March 7, 2018 — With the battle over ATC privatization settled in the House, both House and Senate leaders have committed to working toward a longer-term FAA reauthorization and funding plan that would bring the needed stability for the agency and allow it to advance its modernization goals.

Such a bill is already in the Senate, where in 2016, the Senate Commerce Committee passed a bipartisan proposal that included many of the positive elements contained in H.R. 2997, but without the devastating ATC privatization language or any user fees on GA. This legislation provides a solid foundation to settle FAA reauthorization and funding for an extended period, eliminating the series of continuing resolutions that has been standard process for nearly a decade.

“Without the controversy over ATC privatization, there are a large number of positive elements contained in House and Senate proposals that should move forward in a bipartisan manner,” said Sean Elliott, EAA’s vice president of advocacy and safety.

House and Senate leaders expect to pass another continuing resolution before FAA funding expires on March 31 to allow time for writing a long-term bill that would cover the agency for as many as four years.

“Reauthorization will allow the FAA for the next four years to continue with the modernization plan that is already underway,” EAA CEO and Chairman of the Board Jack J. Pelton told EAA’s The Green Dot podcast this week. “Probably the biggest on that list is the implementation of ADS-B, where the general aviation fleet is equipping at a much faster rate than the airlines.

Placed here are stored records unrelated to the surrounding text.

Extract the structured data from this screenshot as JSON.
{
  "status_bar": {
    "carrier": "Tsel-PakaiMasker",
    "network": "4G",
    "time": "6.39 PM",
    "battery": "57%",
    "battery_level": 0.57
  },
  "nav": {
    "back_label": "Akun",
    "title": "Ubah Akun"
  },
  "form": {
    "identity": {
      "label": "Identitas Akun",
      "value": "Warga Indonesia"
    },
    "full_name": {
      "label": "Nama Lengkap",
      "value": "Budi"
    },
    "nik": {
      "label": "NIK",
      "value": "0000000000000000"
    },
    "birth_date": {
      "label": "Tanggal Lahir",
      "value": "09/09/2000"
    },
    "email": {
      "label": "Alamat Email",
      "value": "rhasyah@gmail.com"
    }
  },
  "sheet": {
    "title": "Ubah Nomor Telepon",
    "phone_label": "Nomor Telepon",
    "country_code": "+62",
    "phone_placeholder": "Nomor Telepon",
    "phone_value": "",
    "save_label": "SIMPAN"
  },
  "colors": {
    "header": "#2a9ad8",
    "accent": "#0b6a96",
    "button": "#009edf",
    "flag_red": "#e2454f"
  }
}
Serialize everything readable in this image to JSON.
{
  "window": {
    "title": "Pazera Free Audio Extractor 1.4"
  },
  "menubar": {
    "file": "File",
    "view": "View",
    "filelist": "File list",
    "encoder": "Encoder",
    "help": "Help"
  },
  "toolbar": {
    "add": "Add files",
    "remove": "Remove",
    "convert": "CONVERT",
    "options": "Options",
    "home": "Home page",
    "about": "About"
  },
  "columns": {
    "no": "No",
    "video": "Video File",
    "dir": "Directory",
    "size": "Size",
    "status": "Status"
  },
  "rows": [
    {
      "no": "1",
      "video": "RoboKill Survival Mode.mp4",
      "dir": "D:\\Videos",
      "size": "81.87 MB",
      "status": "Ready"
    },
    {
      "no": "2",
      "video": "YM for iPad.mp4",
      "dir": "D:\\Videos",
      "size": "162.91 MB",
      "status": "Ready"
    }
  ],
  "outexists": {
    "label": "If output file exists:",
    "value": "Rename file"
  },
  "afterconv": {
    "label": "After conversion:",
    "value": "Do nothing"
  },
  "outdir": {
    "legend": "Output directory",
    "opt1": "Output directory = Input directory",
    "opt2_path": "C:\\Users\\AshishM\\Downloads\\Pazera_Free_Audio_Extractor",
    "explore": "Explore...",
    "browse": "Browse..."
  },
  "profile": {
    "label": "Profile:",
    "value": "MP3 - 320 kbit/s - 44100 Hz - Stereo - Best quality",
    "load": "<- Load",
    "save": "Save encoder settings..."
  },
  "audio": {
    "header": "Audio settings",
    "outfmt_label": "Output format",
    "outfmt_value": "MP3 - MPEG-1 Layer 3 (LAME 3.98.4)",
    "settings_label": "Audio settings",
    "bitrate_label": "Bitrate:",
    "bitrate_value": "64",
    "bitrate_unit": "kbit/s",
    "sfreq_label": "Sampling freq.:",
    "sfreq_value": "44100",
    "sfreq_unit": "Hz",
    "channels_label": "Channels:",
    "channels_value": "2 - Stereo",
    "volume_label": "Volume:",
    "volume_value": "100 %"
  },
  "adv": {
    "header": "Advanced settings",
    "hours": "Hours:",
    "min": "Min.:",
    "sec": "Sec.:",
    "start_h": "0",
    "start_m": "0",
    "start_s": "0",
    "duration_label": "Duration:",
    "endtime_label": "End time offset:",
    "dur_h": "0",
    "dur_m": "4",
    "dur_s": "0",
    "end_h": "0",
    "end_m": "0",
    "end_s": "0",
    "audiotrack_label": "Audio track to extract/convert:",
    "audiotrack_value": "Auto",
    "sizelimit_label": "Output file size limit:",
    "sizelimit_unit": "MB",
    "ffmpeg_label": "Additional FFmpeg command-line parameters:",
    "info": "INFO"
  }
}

We’ll likely see some heavy infrastructure spending on FAA facilities that need a capital infusion for repairs and upkeep. … And, as air traffic controllers retire, the FAA has not been able to backfill and get new classes of controllers in place to keep up with retirements. Reauthorization will allow the FAA to get back into a more normal business rhythm.”

EAA will continue to monitor progress of these discussions and work with other GA organizations, to ensure no surprises are contained that could harm the freedom of flight and access to the nation’s airspace.